The paper initially|finally got scores (3,3,3,2)|(3,3,3,3) by four reviewers, who mostly recognized the motivation, the basic idea and its performance. Meanwhile, the reviewers also raised some concerns about 1) method formulation and writing (a lot of errors and typos); 2) lack comparisons with some state-of-the-art methods; 3) lack experiments on more diverse bit-width settings, like 2/4-bit and mix-precision; 4) missing ablations on the choice of hyper-parameters, calibration samples, etc.; 5) some experiments on language tasks may have overfitting issue; 6) lack sufficient experimental details.

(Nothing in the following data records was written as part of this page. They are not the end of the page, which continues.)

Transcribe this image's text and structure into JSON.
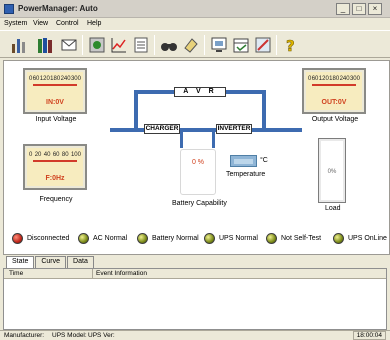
{
  "window": {
    "title": "PowerManager: Auto"
  },
  "menu": {
    "items": [
      "System",
      "View",
      "Control",
      "Help"
    ]
  },
  "toolbar": {
    "buttons": [
      {
        "icon": "tools-icon"
      },
      {
        "icon": "books-icon"
      },
      {
        "icon": "mail-icon"
      },
      {
        "icon": "power-icon"
      },
      {
        "icon": "graph-icon"
      },
      {
        "icon": "list-icon"
      },
      {
        "icon": "binoculars-icon"
      },
      {
        "icon": "erase-icon"
      },
      {
        "icon": "monitor-icon"
      },
      {
        "icon": "schedule-icon"
      },
      {
        "icon": "settings-icon"
      },
      {
        "icon": "help-icon"
      }
    ]
  },
  "meters": {
    "input_voltage": {
      "ticks": [
        "0",
        "60",
        "120",
        "180",
        "240",
        "300"
      ],
      "readout": "IN:0V",
      "label": "Input Voltage"
    },
    "output_voltage": {
      "ticks": [
        "0",
        "60",
        "120",
        "180",
        "240",
        "300"
      ],
      "readout": "OUT:0V",
      "label": "Output Voltage"
    },
    "frequency": {
      "ticks": [
        "0",
        "20",
        "40",
        "60",
        "80",
        "100"
      ],
      "readout": "F:0Hz",
      "label": "Frequency"
    }
  },
  "diagram": {
    "avr_label": "A V R",
    "charger_label": "CHARGER",
    "inverter_label": "INVERTER",
    "battery_percent": "0 %",
    "battery_label": "Battery Capability",
    "temperature_unit": "°C",
    "temperature_label": "Temperature",
    "load_percent": "0%",
    "load_label": "Load"
  },
  "status": {
    "items": [
      {
        "label": "Disconnected",
        "color": "red"
      },
      {
        "label": "AC Normal",
        "color": "green"
      },
      {
        "label": "Battery Normal",
        "color": "green"
      },
      {
        "label": "UPS Normal",
        "color": "green"
      },
      {
        "label": "Not Self-Test",
        "color": "green"
      },
      {
        "label": "UPS OnLine",
        "color": "green"
      }
    ]
  },
  "tabs": [
    "State",
    "Curve",
    "Data"
  ],
  "log": {
    "columns": [
      "Time",
      "Event Information"
    ]
  },
  "statusbar": {
    "manufacturer": "Manufacturer:",
    "model": "UPS Model:",
    "version": "UPS Ver:",
    "time": "18:00:04"
  }
}
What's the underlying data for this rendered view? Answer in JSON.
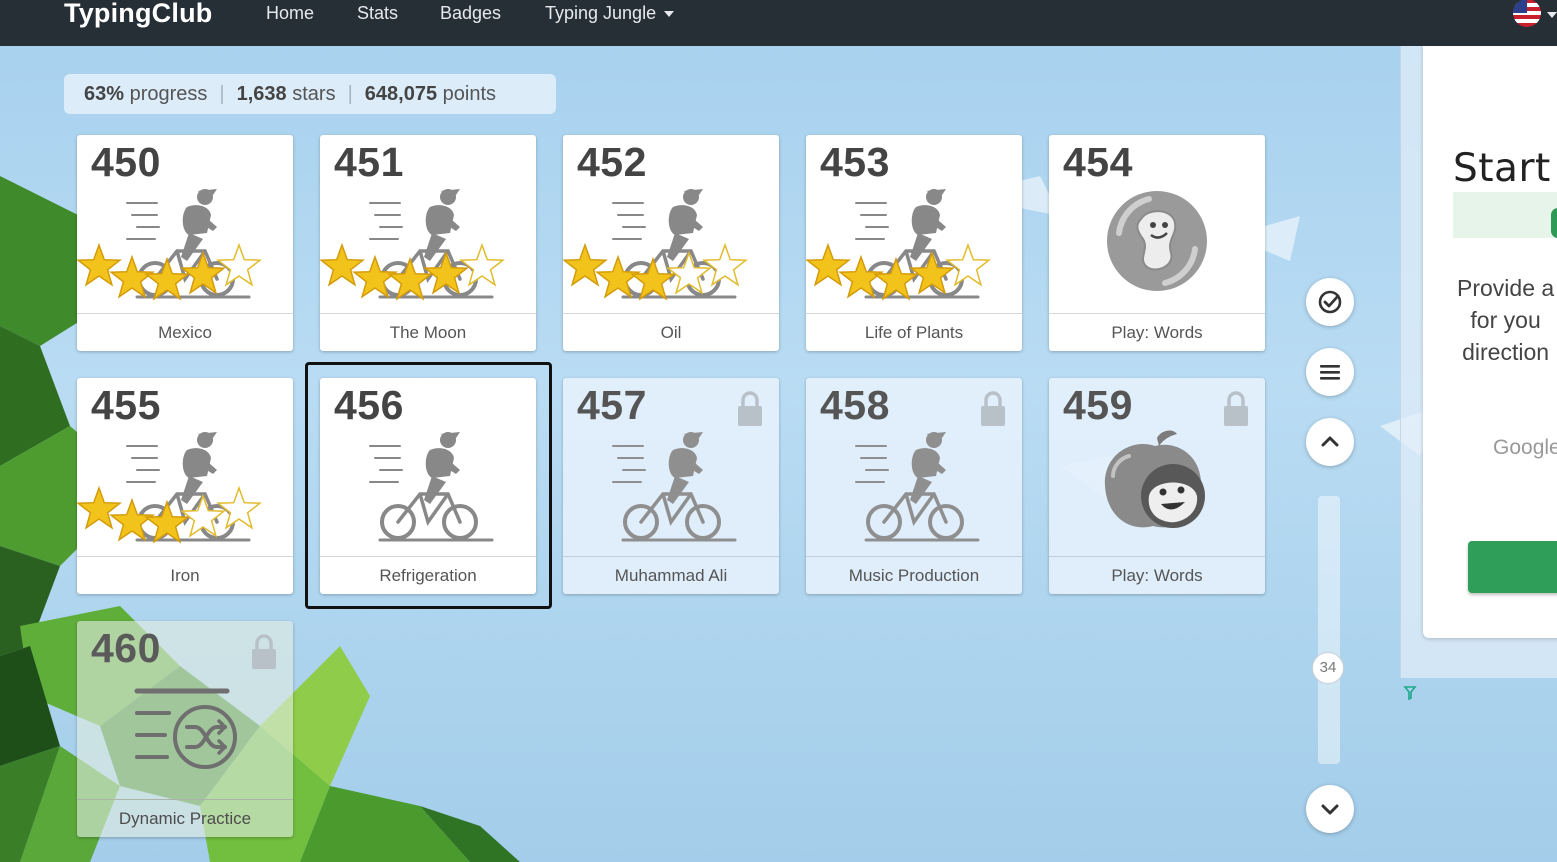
{
  "navbar": {
    "brand": "TypingClub",
    "links": [
      {
        "label": "Home"
      },
      {
        "label": "Stats"
      },
      {
        "label": "Badges"
      },
      {
        "label": "Typing Jungle"
      }
    ]
  },
  "stats": {
    "progress_value": "63%",
    "progress_label": "progress",
    "stars_value": "1,638",
    "stars_label": "stars",
    "points_value": "648,075",
    "points_label": "points"
  },
  "lessons": [
    {
      "number": "450",
      "title": "Mexico",
      "stars": 4,
      "kind": "bike",
      "locked": false
    },
    {
      "number": "451",
      "title": "The Moon",
      "stars": 4,
      "kind": "bike",
      "locked": false
    },
    {
      "number": "452",
      "title": "Oil",
      "stars": 3,
      "kind": "bike",
      "locked": false
    },
    {
      "number": "453",
      "title": "Life of Plants",
      "stars": 4,
      "kind": "bike",
      "locked": false
    },
    {
      "number": "454",
      "title": "Play: Words",
      "stars": 0,
      "kind": "game",
      "locked": false
    },
    {
      "number": "455",
      "title": "Iron",
      "stars": 3,
      "kind": "bike",
      "locked": false
    },
    {
      "number": "456",
      "title": "Refrigeration",
      "stars": 0,
      "kind": "bike",
      "locked": false,
      "selected": true
    },
    {
      "number": "457",
      "title": "Muhammad Ali",
      "stars": 0,
      "kind": "bike",
      "locked": true
    },
    {
      "number": "458",
      "title": "Music Production",
      "stars": 0,
      "kind": "bike",
      "locked": true
    },
    {
      "number": "459",
      "title": "Play: Words",
      "stars": 0,
      "kind": "apple-game",
      "locked": true
    },
    {
      "number": "460",
      "title": "Dynamic Practice",
      "stars": 0,
      "kind": "shuffle",
      "locked": true
    }
  ],
  "scroll": {
    "position_label": "34"
  },
  "right_panel": {
    "title": "Start",
    "line1": "Provide a",
    "line2": "for you",
    "line3": "direction",
    "google": "Google"
  },
  "colors": {
    "navbar": "#262f36",
    "star_gold": "#f2c31b",
    "panel_button": "#2f9e58"
  }
}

The authors provided detailed responses to these concerns. All reviewers acknowledged the authors' rebuttal. Reviewer qMhV recognized the rebuttal and kept the same score for weak accept, and reviewer RAuy also recognized the rebuttal and increased the score to weak accept, and the other two originally positive reviewers kept the same score for weak accept. The AC read the paper, the reviews, the rebuttal and the reviewers' feedback, and mostly agree with reviewers' assessment. As the novelty of the propose method is not very strong and the writing and ablations of paper need a lot of improvements, I recommend "weak accept" to this paper. The authors are encouraged to carefully consider the reviewers' comments/suggestions and their rebuttal in the final paper revision.